内容提要:歌剧是综合性的音乐体裁,包括戏剧情节、歌词、音乐、舞台布景、服装、舞蹈和其他成分。歌剧的基本类型是分曲歌剧和音乐连续贯穿发展的歌剧。在分曲歌剧的低层结构中包含有独唱、合唱、重唱和器乐曲,独唱曲又分为宣叙调、咏叹调和各种体裁的歌曲。本文试图对歌剧较高层的结构做分类分析,包括最高层的结构(全剧)和大的部分的结构(幕、场、景),不包括低层次歌剧体裁的结构。

3.对称曲式及其变种

对称曲式的图示是:ABCBA,ABCDCBA,在歌剧中运用广泛,如同回旋曲式。它在舞台类体裁中的应用首先制约于舞台上事件的镜像-对称逻辑:主人翁出现,和其他角色互动,抛弃舞台。此外,这种形式漂亮的、对称的多拱弧形作为对于题材一往直前发展——不可逆性的最好的美学均衡深得作曲家喜爱。

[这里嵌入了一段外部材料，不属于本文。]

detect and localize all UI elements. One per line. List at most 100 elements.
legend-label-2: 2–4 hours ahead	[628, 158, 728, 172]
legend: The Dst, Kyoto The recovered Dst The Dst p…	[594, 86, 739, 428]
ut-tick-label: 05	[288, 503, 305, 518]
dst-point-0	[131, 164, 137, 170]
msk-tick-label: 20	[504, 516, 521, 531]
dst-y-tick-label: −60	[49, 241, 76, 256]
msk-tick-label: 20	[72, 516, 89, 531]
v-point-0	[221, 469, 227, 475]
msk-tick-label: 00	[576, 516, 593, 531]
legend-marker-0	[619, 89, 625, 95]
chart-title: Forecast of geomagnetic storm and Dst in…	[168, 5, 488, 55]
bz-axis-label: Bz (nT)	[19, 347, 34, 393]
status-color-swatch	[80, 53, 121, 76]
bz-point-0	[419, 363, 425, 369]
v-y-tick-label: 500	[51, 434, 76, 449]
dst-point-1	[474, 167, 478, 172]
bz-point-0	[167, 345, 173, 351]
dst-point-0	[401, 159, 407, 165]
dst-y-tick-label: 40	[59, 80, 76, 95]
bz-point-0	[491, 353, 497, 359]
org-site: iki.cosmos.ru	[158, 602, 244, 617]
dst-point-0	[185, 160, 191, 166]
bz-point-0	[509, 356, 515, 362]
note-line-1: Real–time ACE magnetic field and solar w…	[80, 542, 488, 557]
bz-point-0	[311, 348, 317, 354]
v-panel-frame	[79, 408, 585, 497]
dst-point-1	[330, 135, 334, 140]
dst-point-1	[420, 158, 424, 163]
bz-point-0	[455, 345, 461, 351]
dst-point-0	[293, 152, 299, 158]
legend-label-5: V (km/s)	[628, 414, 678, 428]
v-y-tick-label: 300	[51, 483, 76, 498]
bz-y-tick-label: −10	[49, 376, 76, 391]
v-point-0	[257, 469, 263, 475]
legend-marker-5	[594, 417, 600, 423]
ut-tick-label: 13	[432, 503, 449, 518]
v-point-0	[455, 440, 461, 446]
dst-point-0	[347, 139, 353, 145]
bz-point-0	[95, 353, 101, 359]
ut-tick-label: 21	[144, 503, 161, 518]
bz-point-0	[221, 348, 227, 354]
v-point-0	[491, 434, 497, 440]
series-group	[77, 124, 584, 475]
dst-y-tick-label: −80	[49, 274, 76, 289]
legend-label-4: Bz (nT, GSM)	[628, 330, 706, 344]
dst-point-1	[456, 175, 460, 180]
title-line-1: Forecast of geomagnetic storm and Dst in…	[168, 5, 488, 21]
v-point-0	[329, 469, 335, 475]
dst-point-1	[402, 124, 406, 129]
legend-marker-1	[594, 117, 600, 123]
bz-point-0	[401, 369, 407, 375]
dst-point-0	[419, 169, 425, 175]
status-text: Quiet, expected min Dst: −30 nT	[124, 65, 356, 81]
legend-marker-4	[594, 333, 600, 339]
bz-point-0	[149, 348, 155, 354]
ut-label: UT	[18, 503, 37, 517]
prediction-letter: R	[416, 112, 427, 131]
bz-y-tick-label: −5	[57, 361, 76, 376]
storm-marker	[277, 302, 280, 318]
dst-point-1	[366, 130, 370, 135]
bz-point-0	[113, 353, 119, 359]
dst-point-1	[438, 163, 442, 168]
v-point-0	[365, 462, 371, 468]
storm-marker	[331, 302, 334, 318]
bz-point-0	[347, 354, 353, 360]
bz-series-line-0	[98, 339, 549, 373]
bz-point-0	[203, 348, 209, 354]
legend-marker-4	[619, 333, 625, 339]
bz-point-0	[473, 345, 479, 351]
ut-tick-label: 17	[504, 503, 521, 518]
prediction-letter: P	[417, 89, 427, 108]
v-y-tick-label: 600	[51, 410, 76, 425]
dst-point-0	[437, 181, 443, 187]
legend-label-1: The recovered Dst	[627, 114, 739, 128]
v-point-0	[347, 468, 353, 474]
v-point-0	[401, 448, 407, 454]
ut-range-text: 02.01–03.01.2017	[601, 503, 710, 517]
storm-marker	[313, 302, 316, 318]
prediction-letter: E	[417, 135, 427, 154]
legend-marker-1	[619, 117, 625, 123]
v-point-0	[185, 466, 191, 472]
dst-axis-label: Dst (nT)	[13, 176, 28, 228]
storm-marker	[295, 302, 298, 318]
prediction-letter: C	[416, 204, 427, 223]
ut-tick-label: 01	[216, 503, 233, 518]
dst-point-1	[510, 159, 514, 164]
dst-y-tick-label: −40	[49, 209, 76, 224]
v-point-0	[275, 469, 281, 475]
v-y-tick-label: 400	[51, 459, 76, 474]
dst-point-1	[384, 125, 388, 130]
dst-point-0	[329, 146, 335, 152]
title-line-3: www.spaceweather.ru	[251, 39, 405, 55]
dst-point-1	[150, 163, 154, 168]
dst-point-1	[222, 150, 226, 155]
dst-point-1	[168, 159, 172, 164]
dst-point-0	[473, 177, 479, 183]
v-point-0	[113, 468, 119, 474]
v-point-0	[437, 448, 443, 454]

从音乐的观点,对称曲式在曲式功能关系方面,其组织是非经典的:它的第一部分不一定是陈述的,可能是引子(相应地,最后一部分是结尾);中间的轴心部分可能是不稳定的,可能是稳定的(仿佛插部);环绕着它的结构,可能是中间型的,可能是连接的。

对称曲式在歌剧舞台上的运用,除了严格的结构形态外,还有变种,与一往直前发展的题材中有侵入相联系,从而产生各种对称-贯穿结构:(1)带有自由的“嵌入”部分;(2)在中心严格定型的情况下,带有自由的“边缘”;(3)带有场面和音乐的复结构。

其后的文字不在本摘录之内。